Front-channel logout
When a user logs out from one RP, the OP may want to notify other RPs that share the same SSO session to also clear their local sessions. Front-channel logout achieves this by loading logout URLs from each registered RP in hidden iframes within the OP's browser context. Each iframe sends a request to the RP's frontchannel_logout_uri, which clears the local session.
// Register your frontchannel_logout_uri during client registration
// or in your OP's admin console:
// frontchannel_logout_uri: https://app.example.com/auth/frontchannel-logout
// frontchannel_logout_session_required: true
// Handle front-channel logout request
// This endpoint is called by the OP loading your URL in an iframe
app.get('/auth/frontchannel-logout', async (req, res) => {
const { iss, sid } = req.query;
// Validate issuer
if (iss !== EXPECTED_ISSUER) {
return res.status(400).send('Invalid issuer');
}
if (sid) {
// Find all sessions associated with this SSO session ID
const sessions = await db.sessions.findMany({ ssoSessionId: sid });
for (const session of sessions) {
await invalidateSession(session.id);
}
}
// Return 200 with no content — the OP checks that the iframe loaded successfully
res.status(200).send('');
});
Back-channel logout
Back-channel logout solves the iframe reliability problem by making a direct server-to-server call from the OP to the RP's backchannel_logout_uri.
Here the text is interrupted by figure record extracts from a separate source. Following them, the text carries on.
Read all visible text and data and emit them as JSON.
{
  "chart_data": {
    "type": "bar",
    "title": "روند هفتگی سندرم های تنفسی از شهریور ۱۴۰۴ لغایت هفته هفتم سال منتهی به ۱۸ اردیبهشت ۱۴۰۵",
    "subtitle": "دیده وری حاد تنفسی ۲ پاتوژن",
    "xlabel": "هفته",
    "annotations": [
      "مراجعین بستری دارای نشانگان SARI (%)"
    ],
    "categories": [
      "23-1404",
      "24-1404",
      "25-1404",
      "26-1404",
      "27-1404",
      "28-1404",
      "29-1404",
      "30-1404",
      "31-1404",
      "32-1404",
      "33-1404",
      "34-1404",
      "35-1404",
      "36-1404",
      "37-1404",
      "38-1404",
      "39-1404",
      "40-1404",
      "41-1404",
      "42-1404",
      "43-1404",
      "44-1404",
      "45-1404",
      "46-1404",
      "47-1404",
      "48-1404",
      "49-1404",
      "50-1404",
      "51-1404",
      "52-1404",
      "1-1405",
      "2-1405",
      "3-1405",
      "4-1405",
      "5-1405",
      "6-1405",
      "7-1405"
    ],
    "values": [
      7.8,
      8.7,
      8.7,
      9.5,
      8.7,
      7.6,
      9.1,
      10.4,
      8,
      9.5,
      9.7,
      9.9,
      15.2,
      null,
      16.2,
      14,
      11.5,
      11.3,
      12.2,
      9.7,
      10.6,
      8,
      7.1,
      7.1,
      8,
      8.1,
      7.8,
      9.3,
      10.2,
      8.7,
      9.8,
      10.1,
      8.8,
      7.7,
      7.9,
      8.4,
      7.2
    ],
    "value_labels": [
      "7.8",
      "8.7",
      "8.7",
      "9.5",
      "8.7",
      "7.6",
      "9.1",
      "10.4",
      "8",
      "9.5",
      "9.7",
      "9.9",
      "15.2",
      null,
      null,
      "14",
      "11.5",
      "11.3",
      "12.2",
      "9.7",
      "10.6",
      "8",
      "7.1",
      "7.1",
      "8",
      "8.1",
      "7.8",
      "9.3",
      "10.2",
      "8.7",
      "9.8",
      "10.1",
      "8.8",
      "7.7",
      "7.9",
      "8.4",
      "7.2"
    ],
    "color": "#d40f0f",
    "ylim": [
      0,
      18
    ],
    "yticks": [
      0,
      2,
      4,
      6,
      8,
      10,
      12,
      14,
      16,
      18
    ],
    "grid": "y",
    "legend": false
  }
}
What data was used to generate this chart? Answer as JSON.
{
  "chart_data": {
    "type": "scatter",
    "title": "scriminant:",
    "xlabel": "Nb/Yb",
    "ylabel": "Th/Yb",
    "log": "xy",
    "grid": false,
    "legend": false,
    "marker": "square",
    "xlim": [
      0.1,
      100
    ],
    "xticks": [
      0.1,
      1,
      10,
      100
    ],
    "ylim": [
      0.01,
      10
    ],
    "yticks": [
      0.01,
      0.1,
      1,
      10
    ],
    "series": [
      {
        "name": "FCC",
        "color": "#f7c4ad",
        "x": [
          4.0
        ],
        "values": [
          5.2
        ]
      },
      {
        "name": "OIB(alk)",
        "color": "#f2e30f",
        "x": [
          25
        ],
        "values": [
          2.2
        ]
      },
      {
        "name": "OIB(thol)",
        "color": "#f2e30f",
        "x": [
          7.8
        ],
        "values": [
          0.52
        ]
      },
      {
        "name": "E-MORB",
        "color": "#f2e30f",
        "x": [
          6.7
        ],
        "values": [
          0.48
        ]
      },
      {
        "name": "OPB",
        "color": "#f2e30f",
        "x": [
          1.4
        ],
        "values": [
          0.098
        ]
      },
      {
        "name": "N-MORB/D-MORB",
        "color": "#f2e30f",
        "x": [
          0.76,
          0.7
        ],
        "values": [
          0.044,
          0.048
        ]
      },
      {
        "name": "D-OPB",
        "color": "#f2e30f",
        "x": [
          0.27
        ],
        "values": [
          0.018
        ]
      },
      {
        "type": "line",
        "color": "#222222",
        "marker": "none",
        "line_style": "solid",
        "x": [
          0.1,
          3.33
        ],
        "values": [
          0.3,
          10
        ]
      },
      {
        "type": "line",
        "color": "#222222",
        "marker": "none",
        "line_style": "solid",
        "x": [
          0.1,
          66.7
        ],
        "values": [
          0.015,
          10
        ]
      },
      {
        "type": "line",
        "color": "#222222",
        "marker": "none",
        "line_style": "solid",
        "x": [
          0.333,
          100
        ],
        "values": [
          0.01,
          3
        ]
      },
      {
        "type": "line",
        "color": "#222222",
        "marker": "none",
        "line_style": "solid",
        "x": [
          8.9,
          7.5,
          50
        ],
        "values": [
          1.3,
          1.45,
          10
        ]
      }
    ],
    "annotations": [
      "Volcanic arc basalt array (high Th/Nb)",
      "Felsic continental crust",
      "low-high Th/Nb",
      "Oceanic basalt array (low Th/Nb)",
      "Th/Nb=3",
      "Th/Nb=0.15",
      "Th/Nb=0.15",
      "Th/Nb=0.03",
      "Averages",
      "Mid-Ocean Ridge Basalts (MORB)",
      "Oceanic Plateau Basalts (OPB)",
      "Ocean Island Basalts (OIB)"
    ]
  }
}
No browser is involved. The OP sends a signed Logout Token (a JWT with specific claims including the session ID and the user's sub) to each registered RP.
// Register: backchannel_logout_uri: https://app.example.com/auth/backchannel-logout
// Handle back-channel logout token from the OP
app.post('/auth/backchannel-logout', async (req, res) => {
const { logout_token } = req.body;
if (!logout_token) {
return res.status(400).json({ error: 'missing_logout_token' });
}
let tokenClaims;
try {
// Verify the logout token signature using the OP's JWKS
const { payload } = await jwtVerify(logout_token, JWKS, {
issuer: EXPECTED_ISSUER,
audience: CLIENT_ID,
});
tokenClaims = payload;
} catch (err) {
return res.status(400).json({ error: 'invalid_logout_token' });
}
// Validate required logout token claims (per OIDC Back-Channel Logout spec)
if (!tokenClaims.events?.['http://schemas.openid.net/event/backchannel-logout']) {
return res.status(400).json({ error: 'not_a_logout_token' });
}
if (tokenClaims.nonce) {
// Logout tokens MUST NOT have a nonce claim
return res.status(400).json({ error: 'nonce_in_logout_token' });
}
// Find and invalidate sessions by sub and/or sid
if (tokenClaims.sid) {
await db.sessions.deleteMany({ ssoSessionId: tokenClaims.sid });
} else if (tokenClaims.sub) {
// No sid — log out all sessions for this user at this OP
await db.sessions.deleteMany({ userId: tokenClaims.sub, opIssuer: tokenClaims.iss });
}
// Respond 200 — OP may retry if it receives a non-200
res.status(200).send('');
});
Choosing the right mechanism
The three mechanisms are not mutually exclusive. A complete implementation uses all three:
- RP-initiated logout: the primary mechanism when the user clicks "Sign out" in your app. Clears the OP session and redirects the user back.
- Front-channel logout: a best-effort mechanism for clearing other RPs. Implement it because it works in modern browsers without third-party cookie blocking, and it is zero-cost to support.
- Back-channel logout: the reliable mechanism for propagating logouts initiated elsewhere — if the user signs out from Okta's dashboard, the back-channel call ensures your app also clears the session even though you never initiated the logout.
If you implement only RP-initiated logout, logging out from Okta's admin portal will not clear sessions in your app. If you implement only back-channel logout, clicking "Sign out" in your app clears the local session but leaves the OP session active (the user can log back in without re-entering credentials). The correct answer is to implement all three and understand what each one covers.